How do you do these problems...
1) y/2+5>8
2) -4z+8<-27+z
3) 3(5+x)<_18
I need help mostly on #2 but also on the others. Oh and on #3 the sign is an less than or equal to sign.
Treat the inequality like an equation. The only exception is when you multiply/divide both sides by a negative number. Then the inequality reverses.
-4z+8<-27+z
Add 4z and 27 to both sides.
35 < 5z
The "less than or equal" sign can be obtained by pressing your <alt/option> key along with the <comma> key (at least on a Mac). Likewise, the "more than or equal" sign can be obtained by pressing your <alt/option> key along with the <period> key.
3(5+x)≤18
Divide both sides by 3.
5 + x ≤ 6
y/2+5>8
Mulitply both sides by 2.
y + 10 > 16
You should be able to take them from here.
I hope this helps. Thanks for asking.
Sure! Let's break down each problem step by step.
1) y/2 + 5 > 8:
To solve this inequality, we need to isolate the variable (y) on one side of the inequality.

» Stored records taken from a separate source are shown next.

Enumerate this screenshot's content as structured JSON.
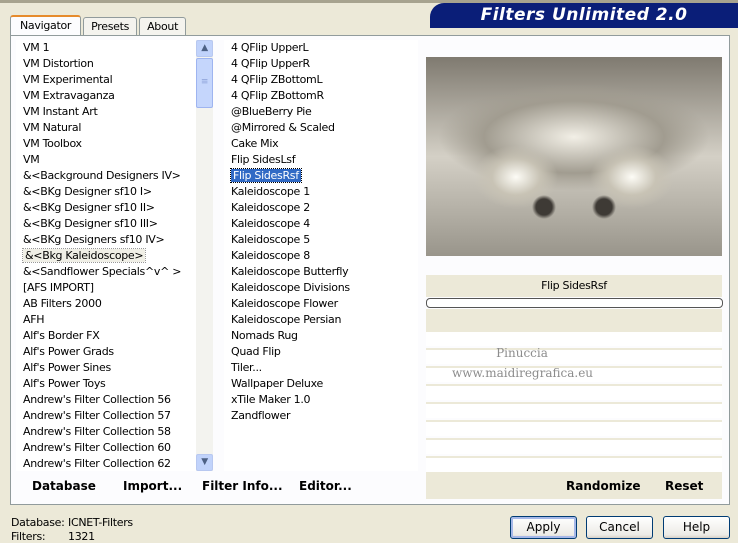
{
  "title": "Filters Unlimited 2.0",
  "tabs": [
    "Navigator",
    "Presets",
    "About"
  ],
  "categories": [
    "VM 1",
    "VM Distortion",
    "VM Experimental",
    "VM Extravaganza",
    "VM Instant Art",
    "VM Natural",
    "VM Toolbox",
    "VM",
    "&<Background Designers IV>",
    "&<BKg Designer sf10 I>",
    "&<BKg Designer sf10 II>",
    "&<BKg Designer sf10 III>",
    "&<BKg Designers sf10 IV>",
    "&<Bkg Kaleidoscope>",
    "&<Sandflower Specials^v^ >",
    "[AFS IMPORT]",
    "AB Filters 2000",
    "AFH",
    "Alf's Border FX",
    "Alf's Power Grads",
    "Alf's Power Sines",
    "Alf's Power Toys",
    "Andrew's Filter Collection 56",
    "Andrew's Filter Collection 57",
    "Andrew's Filter Collection 58",
    "Andrew's Filter Collection 60",
    "Andrew's Filter Collection 62"
  ],
  "selected_category": "&<Bkg Kaleidoscope>",
  "filters": [
    "4 QFlip UpperL",
    "4 QFlip UpperR",
    "4 QFlip ZBottomL",
    "4 QFlip ZBottomR",
    "@BlueBerry Pie",
    "@Mirrored & Scaled",
    "Cake Mix",
    "Flip SidesLsf",
    "Flip SidesRsf",
    "Kaleidoscope 1",
    "Kaleidoscope 2",
    "Kaleidoscope 4",
    "Kaleidoscope 5",
    "Kaleidoscope 8",
    "Kaleidoscope Butterfly",
    "Kaleidoscope Divisions",
    "Kaleidoscope Flower",
    "Kaleidoscope Persian",
    "Nomads Rug",
    "Quad Flip",
    "Tiler...",
    "Wallpaper Deluxe",
    "xTile Maker 1.0",
    "Zandflower"
  ],
  "selected_filter": "Flip SidesRsf",
  "filter_name": "Flip SidesRsf",
  "watermark": [
    "Pinuccia",
    "www.maidiregrafica.eu"
  ],
  "bottom_links": {
    "database": "Database",
    "import": "Import...",
    "filter_info": "Filter Info...",
    "editor": "Editor...",
    "randomize": "Randomize",
    "reset": "Reset"
  },
  "status": {
    "database_label": "Database:",
    "database_value": "ICNET-Filters",
    "filters_label": "Filters:",
    "filters_value": "1321"
  },
  "buttons": {
    "apply": "Apply",
    "cancel": "Cancel",
    "help": "Help"
  }
}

Step 1: Subtract 5 from both sides:
y/2 > 8 - 5
y/2 > 3
Step 2: Multiply both sides by 2 (to cancel out the division):
y > 3 * 2
y > 6
So the solution for this inequality is y > 6.
2) -4z + 8 < -27 + z:
To solve this inequality, we need to gather the variables (z) on one side of the inequality.
Step 1: Subtract z from both sides:
-4z - z + 8 < -27
Step 2: Combine like terms:
-5z + 8 < -27
Step 3: Subtract 8 from both sides:
-5z + 8 - 8 < -27 - 8
-5z < -35
Step 4: Divide both sides by -5 (Note: since we divide by a negative number, the inequality sign flips):
-5z / -5 > -35 / -5
z > 7
So the solution for this inequality is z > 7.
3) 3(5 + x) <= 18:
To solve this inequality, we need to simplify and isolate the variable (x) on one side of the inequality.

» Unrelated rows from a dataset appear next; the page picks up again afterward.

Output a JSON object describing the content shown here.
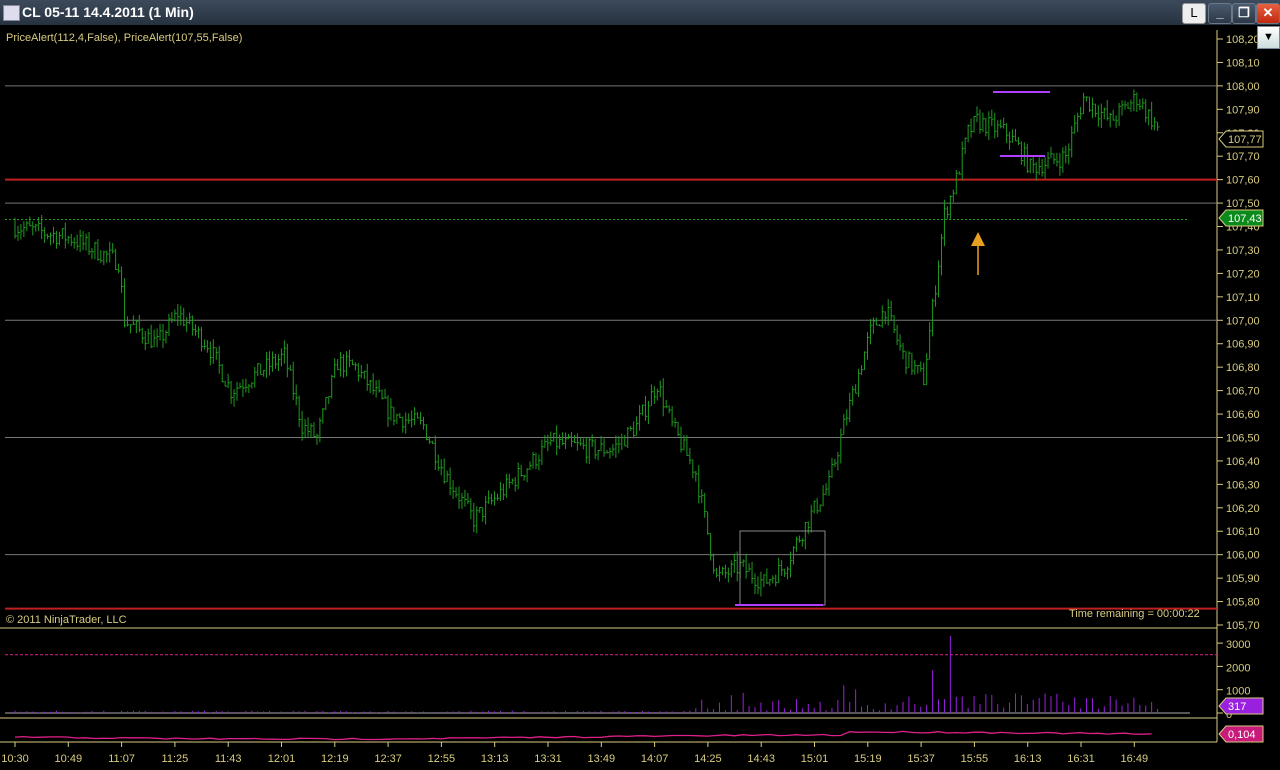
{
  "window": {
    "title": "CL 05-11  14.4.2011 (1 Min)",
    "btn_l": "L",
    "btn_min": "_",
    "btn_max": "❐",
    "btn_close": "✕",
    "dropdown": "▼"
  },
  "indicators_label": "PriceAlert(112,4,False), PriceAlert(107,55,False)",
  "copyright": "© 2011 NinjaTrader, LLC",
  "time_remaining": "Time remaining = 00:00:22",
  "colors": {
    "bars": "#1f9a1f",
    "axis": "#d8cc80",
    "alert": "#c02020",
    "volume": "#9a20e0",
    "indicator": "#e0208a"
  },
  "chart_data": {
    "type": "bar",
    "price_axis": {
      "ticks": [
        "108,20",
        "108,10",
        "108,00",
        "107,90",
        "107,80",
        "107,70",
        "107,60",
        "107,50",
        "107,40",
        "107,30",
        "107,20",
        "107,10",
        "107,00",
        "106,90",
        "106,80",
        "106,70",
        "106,60",
        "106,50",
        "106,40",
        "106,30",
        "106,20",
        "106,10",
        "106,00",
        "105,90",
        "105,80",
        "105,70"
      ],
      "range": [
        105.7,
        108.2
      ]
    },
    "last_price": "107,77",
    "alert_price_marker": "107,43",
    "alert_lines": [
      107.6,
      105.77
    ],
    "dotted_line": 107.43,
    "price_path": [
      [
        0,
        107.4
      ],
      [
        19,
        107.35
      ],
      [
        35,
        107.25
      ],
      [
        37,
        107.0
      ],
      [
        48,
        106.9
      ],
      [
        55,
        107.03
      ],
      [
        65,
        106.9
      ],
      [
        73,
        106.7
      ],
      [
        85,
        106.8
      ],
      [
        91,
        106.85
      ],
      [
        97,
        106.55
      ],
      [
        102,
        106.5
      ],
      [
        109,
        106.82
      ],
      [
        115,
        106.8
      ],
      [
        127,
        106.6
      ],
      [
        138,
        106.55
      ],
      [
        145,
        106.35
      ],
      [
        155,
        106.15
      ],
      [
        163,
        106.25
      ],
      [
        175,
        106.4
      ],
      [
        181,
        106.48
      ],
      [
        195,
        106.45
      ],
      [
        202,
        106.45
      ],
      [
        210,
        106.55
      ],
      [
        217,
        106.73
      ],
      [
        222,
        106.55
      ],
      [
        230,
        106.35
      ],
      [
        237,
        105.9
      ],
      [
        245,
        105.95
      ],
      [
        253,
        105.88
      ],
      [
        260,
        105.95
      ],
      [
        268,
        106.15
      ],
      [
        275,
        106.3
      ],
      [
        280,
        106.55
      ],
      [
        289,
        106.95
      ],
      [
        294,
        107.05
      ],
      [
        300,
        106.85
      ],
      [
        307,
        106.75
      ],
      [
        310,
        107.05
      ],
      [
        314,
        107.45
      ],
      [
        318,
        107.6
      ],
      [
        322,
        107.8
      ],
      [
        325,
        107.85
      ],
      [
        335,
        107.8
      ],
      [
        340,
        107.72
      ],
      [
        343,
        107.65
      ],
      [
        355,
        107.7
      ],
      [
        361,
        107.95
      ],
      [
        370,
        107.85
      ],
      [
        379,
        107.95
      ],
      [
        386,
        107.82
      ]
    ],
    "time_ticks": [
      "10:30",
      "10:49",
      "11:07",
      "11:25",
      "11:43",
      "12:01",
      "12:19",
      "12:37",
      "12:55",
      "13:13",
      "13:31",
      "13:49",
      "14:07",
      "14:25",
      "14:43",
      "15:01",
      "15:19",
      "15:37",
      "15:55",
      "16:13",
      "16:31",
      "16:49"
    ],
    "volume_axis": {
      "ticks": [
        "3000",
        "2000",
        "1000",
        "0"
      ],
      "range": [
        0,
        3500
      ]
    },
    "volume_last": "317",
    "volume_level": 2500,
    "indicator_last": "0,104"
  }
}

Step 1: Distribute the 3 to the terms inside the parentheses:
15 + 3x <= 18
Step 2: Subtract 15 from both sides:
15 - 15 + 3x <= 18 - 15
3x <= 3
Step 3: Divide both sides by 3:
3x / 3 <= 3 / 3
x <= 1
So the solution for this inequality is x <= 1.
I hope this helps! Let me know if you have any further questions.